“Exactly my point, you dolt. Make it up.”
Rafe tried. He honestly tried. In his imagination, he conjured the fantasy of a dark, mysterious woman, beckoning him toward a bed with beaded scarlet hangings. But his mind kept working a strange alchemy, turning the woman’s ebony hair to gold. Her dark, smoky eyes lightened to a familiar, lovely blue. And as for the bed . . . well, the only bed he could picture was a four-post affair with emerald velvet, and row after perfect row of pillows.
Even in his imagination, he just didn’t have it in him to bed another woman. Not today.
Probably not for a long, long while.
“This is stupid,” he said. “I’m telling you, I can’t lie.”
“You can. You just need practice. And you’re about to get an excellent chance,” Bruiser muttered. “Right about . . .”
“Oh, gracious!” someone close—and female—shrieked.
“Now,” Bruiser finished.
Rafe pulled up short, chest heaving. Clio’s lady’s maid—Anna, was it?—stood before them in the center of the path. No doubt wondering why the hell a sweaty, breathless man was running around the castle wall while carrying another grown man on his back.
Her hands fluttered. “I’m so sorry to have interrupted your . . . this.”
“There’s a reasonable explanation, never fear,” Bruiser said. “Lord Rafe had to carry me. I have a condition.”
You most certainly do, Rafe thought.
“A condition?” Her eyebrows crinkled together, and Rafe could all but see little cogs turning behind them. “Is it . . .” She lowered her voice. “Is it serious?”
“Sadly, yes. Possibly fatal.”
She covered her gasp with both hands. Because, apparently, one hand wouldn’t have been dramatic enough. “No. But surely something can be done. What is it?”

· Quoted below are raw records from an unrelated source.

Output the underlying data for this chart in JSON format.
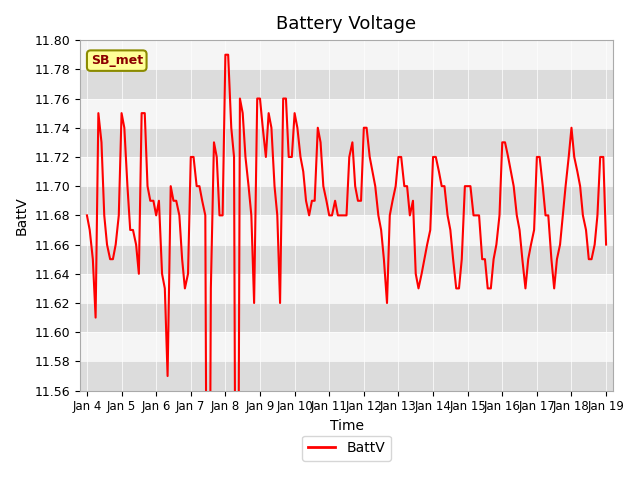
{
  "title": "Battery Voltage",
  "xlabel": "Time",
  "ylabel": "BattV",
  "legend_label": "BattV",
  "station_label": "SB_met",
  "ylim": [
    11.56,
    11.79
  ],
  "line_color": "#FF0000",
  "line_width": 1.5,
  "bg_color": "#E8E8E8",
  "plot_bg": "#F5F5F5",
  "band_color": "#DCDCDC",
  "x_ticks": [
    "Jan 4",
    "Jan 5",
    "Jan 6",
    "Jan 7",
    "Jan 8",
    "Jan 9",
    "Jan 10",
    "Jan 11",
    "Jan 12",
    "Jan 13",
    "Jan 14",
    "Jan 15",
    "Jan 16",
    "Jan 17",
    "Jan 18",
    "Jan 19"
  ],
  "x_values": [
    0,
    0.08,
    0.17,
    0.25,
    0.33,
    0.42,
    0.5,
    0.58,
    0.67,
    0.75,
    0.83,
    0.92,
    1,
    1.08,
    1.17,
    1.25,
    1.33,
    1.42,
    1.5,
    1.58,
    1.67,
    1.75,
    1.83,
    1.92,
    2,
    2.08,
    2.17,
    2.25,
    2.33,
    2.42,
    2.5,
    2.58,
    2.67,
    2.75,
    2.83,
    2.92,
    3,
    3.08,
    3.17,
    3.25,
    3.33,
    3.42,
    3.5,
    3.58,
    3.67,
    3.75,
    3.83,
    3.92,
    4,
    4.08,
    4.17,
    4.25,
    4.33,
    4.42,
    4.5,
    4.58,
    4.67,
    4.75,
    4.83,
    4.92,
    5,
    5.08,
    5.17,
    5.25,
    5.33,
    5.42,
    5.5,
    5.58,
    5.67,
    5.75,
    5.83,
    5.92,
    6,
    6.08,
    6.17,
    6.25,
    6.33,
    6.42,
    6.5,
    6.58,
    6.67,
    6.75,
    6.83,
    6.92,
    7,
    7.08,
    7.17,
    7.25,
    7.33,
    7.42,
    7.5,
    7.58,
    7.67,
    7.75,
    7.83,
    7.92,
    8,
    8.08,
    8.17,
    8.25,
    8.33,
    8.42,
    8.5,
    8.58,
    8.67,
    8.75,
    8.83,
    8.92,
    9,
    9.08,
    9.17,
    9.25,
    9.33,
    9.42,
    9.5,
    9.58,
    9.67,
    9.75,
    9.83,
    9.92,
    10,
    10.08,
    10.17,
    10.25,
    10.33,
    10.42,
    10.5,
    10.58,
    10.67,
    10.75,
    10.83,
    10.92,
    11,
    11.08,
    11.17,
    11.25,
    11.33,
    11.42,
    11.5,
    11.58,
    11.67,
    11.75,
    11.83,
    11.92,
    12,
    12.08,
    12.17,
    12.25,
    12.33,
    12.42,
    12.5,
    12.58,
    12.67,
    12.75,
    12.83,
    12.92,
    13,
    13.08,
    13.17,
    13.25,
    13.33,
    13.42,
    13.5,
    13.58,
    13.67,
    13.75,
    13.83,
    13.92,
    14,
    14.08,
    14.17,
    14.25,
    14.33,
    14.42,
    14.5,
    14.58,
    14.67,
    14.75,
    14.83,
    14.92,
    15
  ],
  "y_values": [
    11.68,
    11.67,
    11.65,
    11.61,
    11.75,
    11.73,
    11.68,
    11.66,
    11.65,
    11.65,
    11.66,
    11.68,
    11.75,
    11.74,
    11.7,
    11.67,
    11.67,
    11.66,
    11.64,
    11.75,
    11.75,
    11.7,
    11.69,
    11.69,
    11.68,
    11.69,
    11.64,
    11.63,
    11.57,
    11.7,
    11.69,
    11.69,
    11.68,
    11.65,
    11.63,
    11.64,
    11.72,
    11.72,
    11.7,
    11.7,
    11.69,
    11.68,
    11.22,
    11.63,
    11.73,
    11.72,
    11.68,
    11.68,
    11.79,
    11.79,
    11.74,
    11.72,
    11.21,
    11.76,
    11.75,
    11.72,
    11.7,
    11.68,
    11.62,
    11.76,
    11.76,
    11.74,
    11.72,
    11.75,
    11.74,
    11.7,
    11.68,
    11.62,
    11.76,
    11.76,
    11.72,
    11.72,
    11.75,
    11.74,
    11.72,
    11.71,
    11.69,
    11.68,
    11.69,
    11.69,
    11.74,
    11.73,
    11.7,
    11.69,
    11.68,
    11.68,
    11.69,
    11.68,
    11.68,
    11.68,
    11.68,
    11.72,
    11.73,
    11.7,
    11.69,
    11.69,
    11.74,
    11.74,
    11.72,
    11.71,
    11.7,
    11.68,
    11.67,
    11.65,
    11.62,
    11.68,
    11.69,
    11.7,
    11.72,
    11.72,
    11.7,
    11.7,
    11.68,
    11.69,
    11.64,
    11.63,
    11.64,
    11.65,
    11.66,
    11.67,
    11.72,
    11.72,
    11.71,
    11.7,
    11.7,
    11.68,
    11.67,
    11.65,
    11.63,
    11.63,
    11.65,
    11.7,
    11.7,
    11.7,
    11.68,
    11.68,
    11.68,
    11.65,
    11.65,
    11.63,
    11.63,
    11.65,
    11.66,
    11.68,
    11.73,
    11.73,
    11.72,
    11.71,
    11.7,
    11.68,
    11.67,
    11.65,
    11.63,
    11.65,
    11.66,
    11.67,
    11.72,
    11.72,
    11.7,
    11.68,
    11.68,
    11.65,
    11.63,
    11.65,
    11.66,
    11.68,
    11.7,
    11.72,
    11.74,
    11.72,
    11.71,
    11.7,
    11.68,
    11.67,
    11.65,
    11.65,
    11.66,
    11.68,
    11.72,
    11.72,
    11.66
  ]
}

“I don’t know. I was unconscious when the doctor saw me. Lord Rafe can explain it better.” Bruiser nudged him in the ribs. “Go on, then. Tell her the whole story of my malady. In detail. With all the particulars. What did that German doctor call it?”
Rafe gave her a single, unembroidered word. “Syphilis.”
The lady’s maid turned a pale shade of green. She began backing away in small steps. “I just came to say Miss Whitmore is looking for you, my lord.”
With that, she dropped a frantic curtsy and fled.
The moment she was out of sight, Bruiser tweaked his ear. “You bloody jackass.”
“What are you complaining about? I lied. She believed me.”
“I’ll get you for this.” He began kicking at Rafe’s ribs.
Rafe turned his back to the wall and crushed the man against it.
“My pocket,” Bruiser squeaked. “Mind the quizzing glass.”
“Fuck the quizzing glass.” Rafe let him fall to the ground in a heap. “And to hell with embroidery. I don’t need to lie to Clio. She has enough honest reasons to marry Piers. He’s a bloody marquess with pots of money, and he’s a decent, honorable man. She can’t possibly do better.”
And Rafe was determined that she would have the best.
“What about you?” Bruiser asked.
“What about me?”
Bruiser hauled himself off the ground, clapped the dust from his trousers, and put his hands on Rafe’s shoulders. “Your future is on the line here. I can go out and find another fighter, but you are all you’ve got. And you’ve fought enough bouts that you know by now, if you’re to have any chance at besting Dubose, you have to want it. You have to want it more than you want anything in this world.”
Rafe closed his eyes and saw himself on the ground after fighting Dubose. Eyes stinging, head thick. His vision blurred by sweat and blood. The crowd around him chanting and calling as the umpire counted away the last moments of his reign as champion.
Prizefighting had been his life, his salvation. He’d worked too hard, for too long to let that be the way he exited the sport.
“I want to win,” he said. “I need to win.”
“Then this entire situation with Clio is a distraction. What are we even doing here, Rafe? If you’re serious about settling matters, I only see two alternatives. Lie, and tell her Piers is in love with her. Or be honest, and confess that you are.”
“What?” Rafe recoiled, as if he’d been dealt a body blow out of nowhere.
In love with Clio?
No. He couldn’t be.
He liked Clio. He admired her. And there was no denying that he desired her, to a dangerous degree. His fascination with her had outlasted his interest in just about anything or anyone, save prizefighting.